1.   hoeven ww. 'moeten, nodig zijn'
categorie:
erfwoord
Vnnl. hoeuen, behoeuen 'nodig hebben' [1588; Kil.], hoeven 'nodig hebben' in hier hoeft hy grote vlijt [ca. 1610; WNT], 'nodig zijn' (eventueel met datief) in rust hoeft oock den stercken mannen [1618; WNT], niet hoeven 'niet moeten doen' in men hoeft den hont geen broot te geven [1632; WNT]; vnnl. 'niet nodig zijn' in dat hoeft niet [1723; WNT].
Hoeven is de spreektalige nevenvorm van het synoniem behoeven, dat alleen nog in verheven, meestal schriftelijk taalgebruik voorkomt. Het is dan ook pas drie eeuwen later geattesteerd; helaas is daardoor ook de etymologische relatie tussen beide woorden niet zeker. Bij de meeste Middelnederlandse werkwoordparen met en zonder be- is het simplex primair, en dus zou men dat ook voor (be)hoeven mogen verwachten. Uit de oude West-Germaanse talen zijn echter alleen vormen met voorvoegsel bekend, de oudste zonder voorvoegsel is pas Middelnederduits hōven 'nodig hebben'. Hoeven zou dus secundair kunnen zijn, als terugvorming bij behoeven; analoge gevallen daarvan zijn echter niet bekend. De waarschijnlijkste hypothese is wellicht dat hoeven in de standaardtaal is doorgedrongen onder noordoostelijke, d.w.z. Nederduitse en/of Friese invloed, dus uit een gebied waar voorvoegsels voor werkwoorden minder voorkwamen, zo beginnen Friese verleden deelwoorden niet met ge-. Deze hypothese wordt gesteund door het feit dat hoeven in de Zuid-Nederlandse dialecten onbekend is.
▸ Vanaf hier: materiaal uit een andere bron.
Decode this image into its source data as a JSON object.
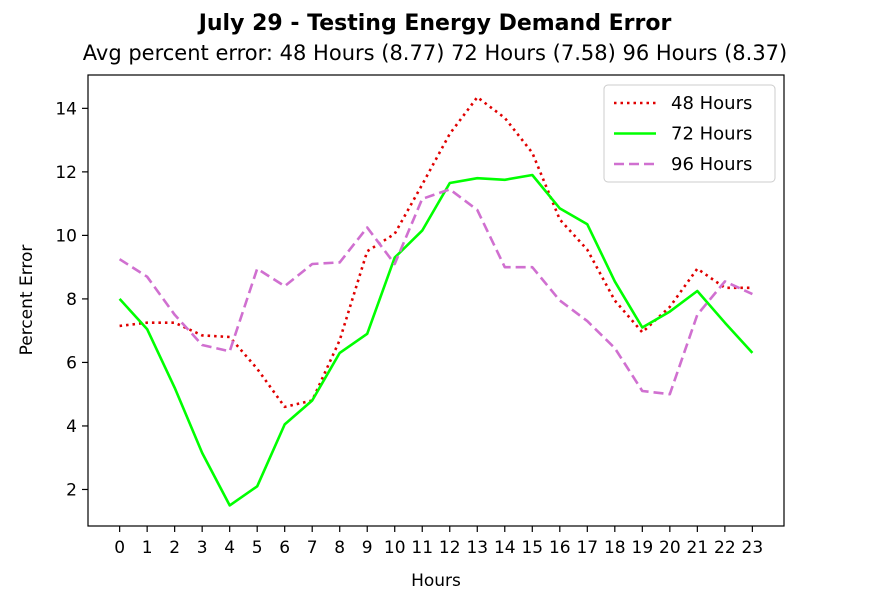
{
  "chart_data": {
    "type": "line",
    "title": "July 29 - Testing Energy Demand Error",
    "subtitle": "Avg percent error: 48 Hours (8.77) 72 Hours (7.58) 96 Hours (8.37)",
    "xlabel": "Hours",
    "ylabel": "Percent Error",
    "x": [
      0,
      1,
      2,
      3,
      4,
      5,
      6,
      7,
      8,
      9,
      10,
      11,
      12,
      13,
      14,
      15,
      16,
      17,
      18,
      19,
      20,
      21,
      22,
      23
    ],
    "xticks": [
      "0",
      "1",
      "2",
      "3",
      "4",
      "5",
      "6",
      "7",
      "8",
      "9",
      "10",
      "11",
      "12",
      "13",
      "14",
      "15",
      "16",
      "17",
      "18",
      "19",
      "20",
      "21",
      "22",
      "23"
    ],
    "ylim": [
      0.85,
      15.05
    ],
    "yticks": [
      2,
      4,
      6,
      8,
      10,
      12,
      14
    ],
    "xlim": [
      -1.15,
      24.15
    ],
    "grid": false,
    "legend_position": "top-right",
    "series": [
      {
        "name": "48 Hours",
        "color": "#e00000",
        "style": "dotted",
        "values": [
          7.15,
          7.25,
          7.25,
          6.85,
          6.8,
          5.8,
          4.6,
          4.8,
          6.7,
          9.5,
          10.05,
          11.6,
          13.2,
          14.35,
          13.7,
          12.6,
          10.5,
          9.55,
          7.95,
          6.95,
          7.75,
          8.95,
          8.35,
          8.35
        ]
      },
      {
        "name": "72 Hours",
        "color": "#00ff00",
        "style": "solid",
        "values": [
          8.0,
          7.05,
          5.2,
          3.15,
          1.5,
          2.1,
          4.05,
          4.8,
          6.3,
          6.9,
          9.3,
          10.15,
          11.65,
          11.8,
          11.75,
          11.9,
          10.85,
          10.35,
          8.55,
          7.1,
          7.6,
          8.25,
          7.25,
          6.3
        ]
      },
      {
        "name": "96 Hours",
        "color": "#d070d0",
        "style": "dashed",
        "values": [
          9.25,
          8.7,
          7.5,
          6.55,
          6.35,
          8.95,
          8.4,
          9.1,
          9.15,
          10.25,
          9.1,
          11.15,
          11.45,
          10.8,
          9.0,
          9.0,
          7.95,
          7.3,
          6.45,
          5.1,
          5.0,
          7.5,
          8.55,
          8.15
        ]
      }
    ]
  }
}
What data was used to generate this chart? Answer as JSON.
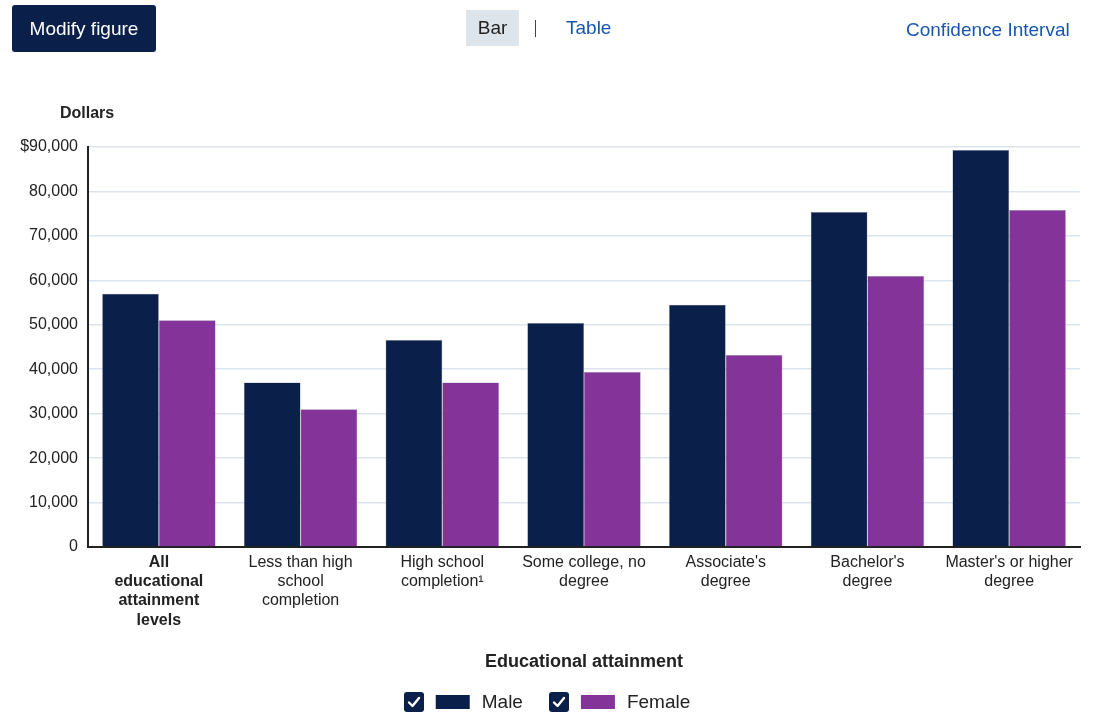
{
  "chart_data": {
    "type": "bar",
    "xlabel": "Educational attainment",
    "ylabel": "Dollars",
    "categories": [
      "All educational attainment levels",
      "Less than high school completion",
      "High school completion¹",
      "Some college, no degree",
      "Associate's degree",
      "Bachelor's degree",
      "Master's or higher degree"
    ],
    "series": [
      {
        "name": "Male",
        "color": "#0a1f4a",
        "values": [
          57000,
          37000,
          46600,
          50400,
          54500,
          75400,
          89300
        ]
      },
      {
        "name": "Female",
        "color": "#843399",
        "values": [
          51000,
          31000,
          37000,
          39400,
          43200,
          61000,
          75800
        ]
      }
    ],
    "ylim": [
      0,
      90000
    ],
    "yticks": [
      {
        "value": 0,
        "label": "0"
      },
      {
        "value": 10000,
        "label": "10,000"
      },
      {
        "value": 20000,
        "label": "20,000"
      },
      {
        "value": 30000,
        "label": "30,000"
      },
      {
        "value": 40000,
        "label": "40,000"
      },
      {
        "value": 50000,
        "label": "50,000"
      },
      {
        "value": 60000,
        "label": "60,000"
      },
      {
        "value": 70000,
        "label": "70,000"
      },
      {
        "value": 80000,
        "label": "80,000"
      },
      {
        "value": 90000,
        "label": "$90,000"
      }
    ],
    "grid": "y",
    "legend": "bottom",
    "annotations": [
      "Modify figure",
      "Bar",
      "Table",
      "Confidence Interval"
    ]
  }
}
Algemeen wordt aangenomen dat behoeven samenhangt met heffen, maar de details van deze samenhang zijn uit de oudste Germaanse taalfasen al niet meer te achterhalen. De klinker in de stam van (be)hoeven is die van de verleden tijd enkelvoud van heffen, een werkwoord van klasse 6: mnl. hoef (hief is jonger); ook o.a. os. hōf bij heffian en oe. hōf bij hebban. Behoeven zou een oude causatief kunnen zijn, met een betekenisontwikkeling 'doen heffen' > 'doen nemen' > 'nodig zijn'.
De Middelnederlandse situatie, waarin behoeven zowel 'nodig hebben' als 'nodig zijn' kan betekenen, bleef nog tot in de Vroegnieuwnederlandse periode bestaan en gold ook voor het synonieme hoeven. Daarna vond geleidelijk differentiatie plaats, die leidde tot de huidige situatie. Behoeven betekent nu alleen nog 'nodig hebben', zowel met onpersoonlijk onderwerp (dat behoeft uitleg) als met persoonlijk onderwerp en in dat laatste geval alleen in verheven taalgebruik, afgezien van de afleiding behoefte 'het nodig hebben, nood' en het bn. hulpbehoevend 'hulp nodig hebbend'. Hoeven kan alleen nog ontkennend gebruikt worden, en dan met onpersoonlijk onderwerp als 'niet nodig zijn, niet moeten gebeuren' en met persoonlijk onderwerp als 'niet nodig hebben, niet moeten doen'. Ook impliciete ontkenning d.m.v. partikels als slechts of maar is mogelijk, zoals in ik hoef er maar twee = 'ik heb er niet méér nodig dan twee'.
In het BN is hoeven weliswaar bekend vanuit het NN, maar is het niet gebruikelijk, ten gunste van moeten: ik moet er maar twee.